“But it's the same thing, isn't it?” asked Dr. Deane, in his cheeriest voice and with his pleasantest smile.
The old man looked at him for a moment, gave an incoherent grunt, the meaning of which the Doctor found it impossible to decipher, and presently, with a cunning leer, said.—
“Is all your property the same thing as your daughter's?”
“Well—well,” replied the Doctor, softly rubbing his hands, “I should hope so—yes, I should hope so.”
“Besides what she has in her own right?”
“Oh, thee knows that will be hers without my disposal. What I should do for her would be apart from that.

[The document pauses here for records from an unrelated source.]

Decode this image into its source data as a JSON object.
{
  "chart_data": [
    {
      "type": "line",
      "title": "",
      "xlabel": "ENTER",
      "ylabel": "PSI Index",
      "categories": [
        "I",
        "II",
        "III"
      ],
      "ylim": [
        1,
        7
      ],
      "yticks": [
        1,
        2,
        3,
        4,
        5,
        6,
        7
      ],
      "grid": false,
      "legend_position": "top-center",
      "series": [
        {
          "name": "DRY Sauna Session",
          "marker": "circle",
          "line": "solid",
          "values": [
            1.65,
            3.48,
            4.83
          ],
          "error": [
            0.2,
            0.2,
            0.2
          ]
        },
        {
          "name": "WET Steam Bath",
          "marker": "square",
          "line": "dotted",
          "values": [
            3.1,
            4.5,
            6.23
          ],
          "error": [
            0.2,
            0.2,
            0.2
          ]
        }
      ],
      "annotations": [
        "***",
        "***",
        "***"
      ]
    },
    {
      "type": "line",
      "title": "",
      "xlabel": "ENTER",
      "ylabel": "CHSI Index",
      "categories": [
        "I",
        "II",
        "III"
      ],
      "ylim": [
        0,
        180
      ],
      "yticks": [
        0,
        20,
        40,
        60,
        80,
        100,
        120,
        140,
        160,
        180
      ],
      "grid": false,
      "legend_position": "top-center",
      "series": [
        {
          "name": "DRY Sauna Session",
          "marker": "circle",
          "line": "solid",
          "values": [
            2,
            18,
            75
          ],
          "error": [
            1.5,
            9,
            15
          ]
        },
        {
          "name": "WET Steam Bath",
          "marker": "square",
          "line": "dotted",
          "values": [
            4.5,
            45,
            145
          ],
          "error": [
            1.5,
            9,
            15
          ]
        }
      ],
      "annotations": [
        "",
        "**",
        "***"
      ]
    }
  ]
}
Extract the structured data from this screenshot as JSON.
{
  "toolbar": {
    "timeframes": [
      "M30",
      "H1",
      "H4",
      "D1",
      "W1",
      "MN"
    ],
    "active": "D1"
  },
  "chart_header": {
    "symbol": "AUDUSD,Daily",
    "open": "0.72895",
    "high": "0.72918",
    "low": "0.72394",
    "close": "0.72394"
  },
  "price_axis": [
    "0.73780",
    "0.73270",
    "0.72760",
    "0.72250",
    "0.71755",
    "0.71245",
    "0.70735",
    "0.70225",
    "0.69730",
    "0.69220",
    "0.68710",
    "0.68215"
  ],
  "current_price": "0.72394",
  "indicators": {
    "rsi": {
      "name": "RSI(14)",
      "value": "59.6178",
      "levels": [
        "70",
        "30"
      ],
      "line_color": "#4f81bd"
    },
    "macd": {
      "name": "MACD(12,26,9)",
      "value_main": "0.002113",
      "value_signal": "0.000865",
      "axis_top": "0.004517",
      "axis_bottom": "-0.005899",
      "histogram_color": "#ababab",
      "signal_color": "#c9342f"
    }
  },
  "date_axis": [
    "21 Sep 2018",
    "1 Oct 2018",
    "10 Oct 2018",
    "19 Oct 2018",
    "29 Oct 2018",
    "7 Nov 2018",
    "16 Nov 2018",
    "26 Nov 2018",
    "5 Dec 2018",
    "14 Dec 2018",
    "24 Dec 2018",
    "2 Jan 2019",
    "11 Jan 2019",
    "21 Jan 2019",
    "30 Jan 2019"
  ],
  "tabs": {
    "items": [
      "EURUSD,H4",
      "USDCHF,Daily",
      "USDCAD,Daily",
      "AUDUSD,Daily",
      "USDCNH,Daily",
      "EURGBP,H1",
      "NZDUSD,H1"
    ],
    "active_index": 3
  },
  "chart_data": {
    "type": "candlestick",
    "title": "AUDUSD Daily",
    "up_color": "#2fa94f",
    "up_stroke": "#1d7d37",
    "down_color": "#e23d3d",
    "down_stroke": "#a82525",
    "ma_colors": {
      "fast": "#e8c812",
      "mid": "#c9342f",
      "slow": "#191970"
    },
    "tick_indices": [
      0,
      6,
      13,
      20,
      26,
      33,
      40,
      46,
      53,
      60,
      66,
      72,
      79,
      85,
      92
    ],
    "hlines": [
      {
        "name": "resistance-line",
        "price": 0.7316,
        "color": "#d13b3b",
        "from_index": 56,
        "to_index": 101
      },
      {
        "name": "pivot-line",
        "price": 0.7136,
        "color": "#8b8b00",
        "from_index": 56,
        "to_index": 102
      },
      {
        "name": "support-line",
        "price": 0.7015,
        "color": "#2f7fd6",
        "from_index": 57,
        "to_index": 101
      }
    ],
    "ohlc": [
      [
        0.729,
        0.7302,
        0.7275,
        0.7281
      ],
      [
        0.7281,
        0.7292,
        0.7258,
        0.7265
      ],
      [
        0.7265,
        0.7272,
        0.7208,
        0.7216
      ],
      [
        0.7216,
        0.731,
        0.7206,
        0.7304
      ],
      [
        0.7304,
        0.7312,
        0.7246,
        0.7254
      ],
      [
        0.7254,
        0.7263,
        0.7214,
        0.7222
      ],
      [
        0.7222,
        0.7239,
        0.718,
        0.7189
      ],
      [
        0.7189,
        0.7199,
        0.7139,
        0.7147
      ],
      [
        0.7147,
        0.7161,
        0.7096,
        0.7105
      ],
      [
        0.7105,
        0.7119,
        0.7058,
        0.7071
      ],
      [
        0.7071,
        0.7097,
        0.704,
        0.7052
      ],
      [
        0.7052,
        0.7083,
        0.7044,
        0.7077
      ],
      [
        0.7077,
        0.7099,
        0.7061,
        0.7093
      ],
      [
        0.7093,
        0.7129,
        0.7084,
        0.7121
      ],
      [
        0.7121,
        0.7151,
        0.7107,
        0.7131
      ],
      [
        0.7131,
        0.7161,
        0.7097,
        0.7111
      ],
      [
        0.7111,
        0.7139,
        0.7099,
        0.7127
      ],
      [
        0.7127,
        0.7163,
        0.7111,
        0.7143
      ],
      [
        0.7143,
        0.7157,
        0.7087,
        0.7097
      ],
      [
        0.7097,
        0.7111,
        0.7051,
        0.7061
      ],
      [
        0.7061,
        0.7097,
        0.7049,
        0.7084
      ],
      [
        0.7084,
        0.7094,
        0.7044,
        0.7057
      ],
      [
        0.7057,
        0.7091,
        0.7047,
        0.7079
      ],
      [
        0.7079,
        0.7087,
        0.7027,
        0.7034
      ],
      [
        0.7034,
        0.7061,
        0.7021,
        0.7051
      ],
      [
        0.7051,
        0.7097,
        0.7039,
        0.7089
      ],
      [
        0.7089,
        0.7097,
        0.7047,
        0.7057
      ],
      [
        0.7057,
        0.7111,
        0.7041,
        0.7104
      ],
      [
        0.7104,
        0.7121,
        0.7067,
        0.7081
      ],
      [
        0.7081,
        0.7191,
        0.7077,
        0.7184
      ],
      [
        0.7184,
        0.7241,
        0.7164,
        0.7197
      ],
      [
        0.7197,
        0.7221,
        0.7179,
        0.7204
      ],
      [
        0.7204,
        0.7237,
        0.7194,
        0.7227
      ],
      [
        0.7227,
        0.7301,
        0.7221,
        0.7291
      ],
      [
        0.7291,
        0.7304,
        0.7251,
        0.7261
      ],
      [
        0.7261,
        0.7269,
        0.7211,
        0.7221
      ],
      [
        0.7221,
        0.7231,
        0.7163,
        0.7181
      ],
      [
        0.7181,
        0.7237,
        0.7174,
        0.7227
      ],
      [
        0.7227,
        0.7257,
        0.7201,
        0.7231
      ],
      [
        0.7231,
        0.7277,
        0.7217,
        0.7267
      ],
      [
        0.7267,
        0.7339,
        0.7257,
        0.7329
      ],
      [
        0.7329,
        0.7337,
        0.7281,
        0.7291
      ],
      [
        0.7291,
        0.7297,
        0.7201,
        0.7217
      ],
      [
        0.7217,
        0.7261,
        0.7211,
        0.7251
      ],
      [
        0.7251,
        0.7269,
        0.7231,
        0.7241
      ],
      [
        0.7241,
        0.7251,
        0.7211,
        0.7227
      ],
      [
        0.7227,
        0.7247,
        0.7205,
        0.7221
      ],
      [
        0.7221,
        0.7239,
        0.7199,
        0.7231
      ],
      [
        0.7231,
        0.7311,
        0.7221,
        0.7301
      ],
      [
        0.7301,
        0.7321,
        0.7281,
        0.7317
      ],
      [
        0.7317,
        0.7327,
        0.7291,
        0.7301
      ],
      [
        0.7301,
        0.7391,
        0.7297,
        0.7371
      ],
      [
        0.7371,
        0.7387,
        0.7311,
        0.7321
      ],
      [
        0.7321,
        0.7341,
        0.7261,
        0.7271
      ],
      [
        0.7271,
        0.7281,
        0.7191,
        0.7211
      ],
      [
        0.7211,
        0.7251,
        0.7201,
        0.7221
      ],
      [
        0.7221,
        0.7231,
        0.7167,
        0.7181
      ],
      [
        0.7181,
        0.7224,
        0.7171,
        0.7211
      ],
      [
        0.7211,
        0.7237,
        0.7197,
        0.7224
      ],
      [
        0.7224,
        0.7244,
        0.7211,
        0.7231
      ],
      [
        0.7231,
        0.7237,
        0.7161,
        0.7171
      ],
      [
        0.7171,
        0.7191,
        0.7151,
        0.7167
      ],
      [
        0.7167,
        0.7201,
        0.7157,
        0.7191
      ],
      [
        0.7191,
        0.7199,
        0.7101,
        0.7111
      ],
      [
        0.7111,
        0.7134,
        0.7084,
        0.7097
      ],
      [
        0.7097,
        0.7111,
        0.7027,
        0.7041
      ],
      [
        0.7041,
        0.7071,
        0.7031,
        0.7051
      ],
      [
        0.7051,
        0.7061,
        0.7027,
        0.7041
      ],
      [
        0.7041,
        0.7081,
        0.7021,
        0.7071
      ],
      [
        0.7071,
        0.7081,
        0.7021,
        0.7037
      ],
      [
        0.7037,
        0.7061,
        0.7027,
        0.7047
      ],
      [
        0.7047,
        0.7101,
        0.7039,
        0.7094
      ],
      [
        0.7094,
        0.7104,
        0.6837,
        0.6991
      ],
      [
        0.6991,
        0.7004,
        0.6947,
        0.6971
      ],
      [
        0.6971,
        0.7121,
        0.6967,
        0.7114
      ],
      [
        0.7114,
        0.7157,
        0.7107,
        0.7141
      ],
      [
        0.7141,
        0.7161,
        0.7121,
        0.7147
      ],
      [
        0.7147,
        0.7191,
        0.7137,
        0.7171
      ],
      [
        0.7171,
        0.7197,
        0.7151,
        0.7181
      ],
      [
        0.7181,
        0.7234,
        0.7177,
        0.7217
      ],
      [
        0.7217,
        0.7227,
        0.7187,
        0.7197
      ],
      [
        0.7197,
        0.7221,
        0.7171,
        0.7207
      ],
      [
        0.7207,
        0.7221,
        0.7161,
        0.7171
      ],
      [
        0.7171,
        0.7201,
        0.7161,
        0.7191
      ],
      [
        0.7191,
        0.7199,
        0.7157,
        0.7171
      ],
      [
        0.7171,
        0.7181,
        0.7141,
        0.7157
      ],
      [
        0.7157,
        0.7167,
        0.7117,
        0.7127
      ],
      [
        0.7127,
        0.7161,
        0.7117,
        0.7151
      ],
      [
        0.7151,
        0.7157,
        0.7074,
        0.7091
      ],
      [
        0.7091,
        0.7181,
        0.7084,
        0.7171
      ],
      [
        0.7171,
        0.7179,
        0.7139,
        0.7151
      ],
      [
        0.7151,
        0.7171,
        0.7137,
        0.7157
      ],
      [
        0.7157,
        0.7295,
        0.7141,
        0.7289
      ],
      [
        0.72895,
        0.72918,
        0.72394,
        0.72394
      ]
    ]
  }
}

I am not likely, at my time of life, to marry again—but we are led by the Spirit, thee knows; we cannot say, I will do thus and so, and these and such things shall happen, and those and such other shall not.”
“Ay, that's my rule, too, Doctor,” said the old man, after a pause, during which he had intently watched his visitor, from under his wrinkled eyelids.
“I thought,” the Doctor resumed, “thee was pretty safe against another marriage, at any rate, and thee had perhaps made up thy mind about providing for thy children.
“It's better for us old men to have our houses set in order, that we may spare ourselves worry and anxiety of mind. Elisha is already established in his own independence, and I suppose Ann will give thee no particular trouble; but if Alfred, now, should take a notion to marry, he couldn't, thee sees, be expected to commit himself without having some idea of what thee intends to do for him.”
Dr. Deane, having at last taken up his position and uncovered his front of attack, waited for the next movement of his adversary. He was even aware of a slight professional curiosity to know how far the old man's keen, shrewd, wary faculties had survived the wreck of his body.